Sexually Suggestive Comment Not Enough to Establish Sexual Harassment
As we wrote in a prior post about the case of Reeves v. C.H. Robinson on sexual harassment, an employee complaining about sexual harassment in the workplace must prove that harassment was severe and pervasive, and not merely sporadic or occasional. Unfortunately for the employee in a recent case, Webb-Edwards v. Orange County Sherriff’s Office, even though she experienced considerable harassment from her supervisor, it was not severe and pervasive enough to give rise to a valid claim of sexual harassment.
Elaine Webb-Edwards was a deputy sheriff in the Orange County, Florida Sheriff’s Office. Her supervisor made a number of sexually charged comments that offended her, such as, “you look hot,” and “you’d look better if you’d wear tighter clothes.” On one occasion, when the employee and her supervisor were riding alone in a squad car, and the employee was speaking to her husband on her cell phone about lunch plans, the supervisor grabbed the phone out of the employee’s hands and told her husband, “I don’t know what you’re saying, but I’m eating your wife.”
After the employee complained about these comments, the supervisor stopped making them, but he continued to look at her from time to time in a way that made her feel uncomfortable.

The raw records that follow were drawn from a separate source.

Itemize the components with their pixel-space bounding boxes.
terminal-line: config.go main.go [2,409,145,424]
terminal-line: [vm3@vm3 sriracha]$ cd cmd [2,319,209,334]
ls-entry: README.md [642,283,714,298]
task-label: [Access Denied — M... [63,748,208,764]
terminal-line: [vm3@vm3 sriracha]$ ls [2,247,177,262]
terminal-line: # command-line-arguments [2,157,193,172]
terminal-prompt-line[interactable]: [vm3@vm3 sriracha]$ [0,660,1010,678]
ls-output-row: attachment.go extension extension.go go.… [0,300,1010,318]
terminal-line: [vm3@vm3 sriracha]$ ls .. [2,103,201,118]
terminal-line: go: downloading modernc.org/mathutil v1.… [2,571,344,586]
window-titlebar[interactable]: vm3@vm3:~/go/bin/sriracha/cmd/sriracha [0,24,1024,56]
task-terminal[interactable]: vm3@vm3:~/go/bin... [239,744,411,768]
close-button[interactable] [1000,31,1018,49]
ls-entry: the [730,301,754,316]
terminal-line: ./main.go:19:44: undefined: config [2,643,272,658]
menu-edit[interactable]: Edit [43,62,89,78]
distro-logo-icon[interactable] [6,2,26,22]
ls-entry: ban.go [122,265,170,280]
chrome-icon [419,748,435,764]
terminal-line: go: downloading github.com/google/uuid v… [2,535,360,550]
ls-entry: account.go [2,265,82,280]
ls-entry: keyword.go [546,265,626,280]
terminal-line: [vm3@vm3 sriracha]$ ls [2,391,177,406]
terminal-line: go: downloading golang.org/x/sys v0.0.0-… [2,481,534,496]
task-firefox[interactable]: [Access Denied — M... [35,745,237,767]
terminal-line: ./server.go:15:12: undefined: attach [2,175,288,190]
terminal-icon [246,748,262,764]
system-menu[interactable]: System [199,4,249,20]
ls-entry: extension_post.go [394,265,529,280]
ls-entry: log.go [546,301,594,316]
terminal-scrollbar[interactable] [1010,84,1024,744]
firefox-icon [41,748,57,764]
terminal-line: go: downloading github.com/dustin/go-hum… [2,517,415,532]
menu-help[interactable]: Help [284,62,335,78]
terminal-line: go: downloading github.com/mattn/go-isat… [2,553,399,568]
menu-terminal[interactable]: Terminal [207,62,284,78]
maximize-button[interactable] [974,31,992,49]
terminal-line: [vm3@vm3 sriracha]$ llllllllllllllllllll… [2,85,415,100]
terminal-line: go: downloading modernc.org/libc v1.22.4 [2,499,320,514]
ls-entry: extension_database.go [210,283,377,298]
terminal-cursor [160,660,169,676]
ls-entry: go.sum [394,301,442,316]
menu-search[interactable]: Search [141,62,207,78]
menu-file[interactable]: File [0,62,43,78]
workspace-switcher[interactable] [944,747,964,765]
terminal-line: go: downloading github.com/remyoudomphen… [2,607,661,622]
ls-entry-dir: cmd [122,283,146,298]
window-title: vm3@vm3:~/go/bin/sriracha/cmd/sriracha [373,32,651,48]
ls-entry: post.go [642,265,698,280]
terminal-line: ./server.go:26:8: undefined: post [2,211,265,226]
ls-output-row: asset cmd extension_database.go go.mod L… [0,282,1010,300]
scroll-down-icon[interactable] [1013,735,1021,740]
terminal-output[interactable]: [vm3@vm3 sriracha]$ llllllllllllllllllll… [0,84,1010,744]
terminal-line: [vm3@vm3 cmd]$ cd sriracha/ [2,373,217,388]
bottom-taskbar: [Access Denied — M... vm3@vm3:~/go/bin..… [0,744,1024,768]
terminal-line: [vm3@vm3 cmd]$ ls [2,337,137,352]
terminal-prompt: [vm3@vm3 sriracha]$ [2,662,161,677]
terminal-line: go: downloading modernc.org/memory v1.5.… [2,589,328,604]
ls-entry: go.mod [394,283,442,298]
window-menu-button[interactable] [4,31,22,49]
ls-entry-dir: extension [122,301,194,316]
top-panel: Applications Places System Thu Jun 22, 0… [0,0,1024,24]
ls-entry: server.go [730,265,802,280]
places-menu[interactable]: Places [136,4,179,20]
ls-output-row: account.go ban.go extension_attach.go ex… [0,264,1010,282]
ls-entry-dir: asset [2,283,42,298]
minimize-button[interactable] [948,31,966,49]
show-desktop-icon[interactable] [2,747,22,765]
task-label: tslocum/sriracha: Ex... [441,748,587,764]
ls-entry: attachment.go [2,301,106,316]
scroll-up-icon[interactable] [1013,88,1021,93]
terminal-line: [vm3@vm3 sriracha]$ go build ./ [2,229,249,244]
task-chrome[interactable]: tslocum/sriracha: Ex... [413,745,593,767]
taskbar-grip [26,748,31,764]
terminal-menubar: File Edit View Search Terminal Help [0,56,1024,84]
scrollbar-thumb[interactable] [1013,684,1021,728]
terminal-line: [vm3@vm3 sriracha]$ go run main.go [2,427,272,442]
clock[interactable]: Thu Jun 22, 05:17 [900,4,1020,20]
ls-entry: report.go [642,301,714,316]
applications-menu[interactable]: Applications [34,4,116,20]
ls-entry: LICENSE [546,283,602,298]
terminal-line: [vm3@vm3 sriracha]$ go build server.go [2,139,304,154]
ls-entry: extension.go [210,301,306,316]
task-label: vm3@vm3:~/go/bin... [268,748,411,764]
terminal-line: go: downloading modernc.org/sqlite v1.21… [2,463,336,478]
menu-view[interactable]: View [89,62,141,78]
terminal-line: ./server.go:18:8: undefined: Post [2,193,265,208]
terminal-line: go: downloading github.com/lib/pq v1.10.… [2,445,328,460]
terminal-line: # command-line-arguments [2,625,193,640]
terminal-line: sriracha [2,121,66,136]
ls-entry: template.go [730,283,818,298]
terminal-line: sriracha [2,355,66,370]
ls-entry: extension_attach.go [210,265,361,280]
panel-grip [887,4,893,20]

The employee eventually filed a sexual harassment suit in federal court. The County, however, moved for summary judgment, which the court granted, finding that the alleged sexual harassment was not sufficiently severe and pervasive to create an abusive and hostile work environment. On the employee’s appeal, the Eleventh Circuit affirmed the judgment. The court held that even though the comments were made on a regular basis, they made the employee feel uncomfortable, and they were “taunting and boorish,” because they were not physically threatening or humiliating, and the supervisor never actually touched Ms. Webb-Edwards, a reasonable person in her shoes would not have found the supervisor’s conduct sufficiently hostile or abusive to support her claim of sexual harassment. The court did take special pains to note that although it was particularly concerned about the “eating your wife” comment, it concluded that this comment was still not sufficiently abusive, even in conjunction with the other offensive conduct, to establish a sexual harassment claim.
To get a good overview of the current state of sexual harassment law as it applies in the State of Georgia, take a look at the Webb-Edwards case as well as the Reeves case.